Sebelum berangkat Abu al-Hasan meminta wasiat kepada Syekh, kemudian dia berkata,   "Ingatlah Allah, bersihkan lidah dan hatimu dari segala yang mengotori   nama Allah, jagalah anggota badanmu dari maksiat, kerjakanlah amal wajib, maka   kamu akan memperoleh derajat kewalian. Ingatlah akan kewajibanmu terhadap Allah,   maka kamu akan memperoleh derajat orang yang wara'. Kemudian berdoalah kepada   Allah dengan doa, "Allahumma arihnii min dzikrihim wa minal 'awaaridhi   min qibalihim wanajjinii min syarrihim wa aghninii bi khairika 'an khairihim   wa tawallanii bil khushuushiyyati min bainihim innaka 'alaa kulli syai'in qadiir".   

Selanjutnya sesuai petunjuk tersebut, Syekh Abu al-Hasan berangkat ke daerah   tersebut untuk mengetahui rahasia yang telah dikatakan kepadanya. Dalam perjalanan   ruhaniah kali ini dia banyak mendapat cobaan sebagaimana cobaan yang telah dialami   oleh para wali-wali pilihan. Akan tetapi dengan cobaan tersebut justru semakin   menambah tingkat keimanannya dan hatinya semakin jernih. 

Sesampainya di Syadzilah, yaitu daerah dekat Tunis, dia bersama kawan-kawan   dan muridnya menuju gua yang berada di Gunung Za'faran untuk munajat dan beribadah   kepada Allah SWT. Selama beribadah di tempat tersebut salah satu muridnya mengetahui bahwa Syekh Abu al-Hasan banyak memiliki keramat dan tingkat ibadahnya sudah   mencapai tingkatan yang tinggi. 

Pada akhir munajat-nya ada bisikan suara , "Wahai Abu al-Hasan turunlah   dan bergaul-lah bersama orang-orang, maka mereka akan dapat mengambil manfaat   darimu, kemudian beliau berkata: "Ya Allah, mengapa Engkau perintahkan   aku untuk bergaul bersama mereka, saya tidak mampu" kemudian dijawab: "Sudahlah,   turun Insya Allah kamu akan selamat dan kamu tidak akan mendapat celaan dari   mereka" kemudian beliau berkata lagi: "Kalau aku bersama mereka, apakah   aku nanti makan dari dirham mereka? Suara itu kembali menjawab : "Bekerjalah,   Aku Maha Kaya, kamu akan memperoleh rizik dari usahamu juga dari rizki yang   Aku berikan secara gaib. 

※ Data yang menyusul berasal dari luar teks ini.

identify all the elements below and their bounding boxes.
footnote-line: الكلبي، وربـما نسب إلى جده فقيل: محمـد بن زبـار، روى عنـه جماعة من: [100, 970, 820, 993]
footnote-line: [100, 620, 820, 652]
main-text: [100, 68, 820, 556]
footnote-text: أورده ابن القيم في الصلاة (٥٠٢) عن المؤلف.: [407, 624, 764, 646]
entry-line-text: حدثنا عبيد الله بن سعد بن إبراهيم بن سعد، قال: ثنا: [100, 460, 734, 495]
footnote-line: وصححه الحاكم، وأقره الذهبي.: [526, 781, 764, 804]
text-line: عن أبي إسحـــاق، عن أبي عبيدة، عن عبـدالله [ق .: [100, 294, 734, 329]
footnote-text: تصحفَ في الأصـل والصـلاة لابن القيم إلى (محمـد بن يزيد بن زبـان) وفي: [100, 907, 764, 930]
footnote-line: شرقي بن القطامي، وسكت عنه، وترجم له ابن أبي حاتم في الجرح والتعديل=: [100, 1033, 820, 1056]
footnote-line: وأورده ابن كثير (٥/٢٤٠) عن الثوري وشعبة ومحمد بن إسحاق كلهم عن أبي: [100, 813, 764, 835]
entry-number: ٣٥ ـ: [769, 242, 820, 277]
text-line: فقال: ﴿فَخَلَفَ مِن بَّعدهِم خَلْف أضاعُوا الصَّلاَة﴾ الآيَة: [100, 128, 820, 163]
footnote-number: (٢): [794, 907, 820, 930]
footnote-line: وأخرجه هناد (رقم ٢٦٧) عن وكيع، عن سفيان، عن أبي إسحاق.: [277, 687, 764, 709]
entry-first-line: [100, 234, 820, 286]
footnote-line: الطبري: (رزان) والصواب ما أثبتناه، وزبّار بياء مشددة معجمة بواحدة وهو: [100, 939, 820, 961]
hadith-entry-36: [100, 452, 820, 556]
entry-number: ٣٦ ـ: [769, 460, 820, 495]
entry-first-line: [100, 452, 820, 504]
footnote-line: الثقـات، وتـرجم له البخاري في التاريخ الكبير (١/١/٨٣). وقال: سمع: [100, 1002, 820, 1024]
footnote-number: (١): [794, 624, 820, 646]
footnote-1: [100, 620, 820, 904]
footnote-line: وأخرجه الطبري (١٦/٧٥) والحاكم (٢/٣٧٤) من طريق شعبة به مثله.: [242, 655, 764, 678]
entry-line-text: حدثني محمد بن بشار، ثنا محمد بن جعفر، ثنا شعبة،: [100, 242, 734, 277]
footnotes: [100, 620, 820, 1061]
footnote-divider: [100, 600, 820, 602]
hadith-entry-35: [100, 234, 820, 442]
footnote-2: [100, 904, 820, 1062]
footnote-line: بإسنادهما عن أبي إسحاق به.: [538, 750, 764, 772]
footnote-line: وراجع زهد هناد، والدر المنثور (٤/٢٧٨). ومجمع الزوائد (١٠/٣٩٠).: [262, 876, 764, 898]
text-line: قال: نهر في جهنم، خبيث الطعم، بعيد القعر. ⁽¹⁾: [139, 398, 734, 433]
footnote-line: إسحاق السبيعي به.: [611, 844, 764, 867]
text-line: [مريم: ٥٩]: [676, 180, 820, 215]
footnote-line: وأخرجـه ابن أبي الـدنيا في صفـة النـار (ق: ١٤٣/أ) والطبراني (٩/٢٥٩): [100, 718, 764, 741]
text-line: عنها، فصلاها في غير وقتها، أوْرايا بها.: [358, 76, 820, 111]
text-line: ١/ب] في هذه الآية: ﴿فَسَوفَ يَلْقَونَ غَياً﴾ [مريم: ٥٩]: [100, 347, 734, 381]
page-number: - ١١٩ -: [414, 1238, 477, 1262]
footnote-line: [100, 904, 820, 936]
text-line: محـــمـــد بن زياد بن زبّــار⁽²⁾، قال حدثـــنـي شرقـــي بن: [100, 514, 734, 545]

Dalam dialog ilahiyah ini, dia bertanya kepada Allah, kenapa dia dinamakan syadzili   padahal dia bukan berasal dari syadzilah, kemudian Allah menjawab: "Aku   tidak mnyebutmu dengan syadzili akan tetapi kamu adalah syadzdzuli, artinya   orang yang mengasingkan untuk ber-khidmat dan mencintaiku”.

Imam Syadzili menyebarkan thariqah Syadziliyah
Dialog ilahiyah yang sarat makna dan misi ini membuatnya semakin mantap menapaki   dunia tasawuf. Tugas selanjutnya adalah bergaul bersama masyarakat, berbaur   dengan kehidupan mereka, membimbing dan menyebarkan ajaran-ajaran Islam dan   ketenangan hidup. Dan Tunis adalah tempat yang dituju wali agung ini.

Di Tunis Abul Hasan tinggal di Masjid al-Bilath. Di sekitar tempat tersebut   banyak para ulama dan para sufi. Di antara mereka adalah karibnya yang bernama   al-Jalil Sayyidi Abu al-Azaim, Syekh Abu al-Hasan al-Shaqli dan Abu Abdillah   al-Shabuni. 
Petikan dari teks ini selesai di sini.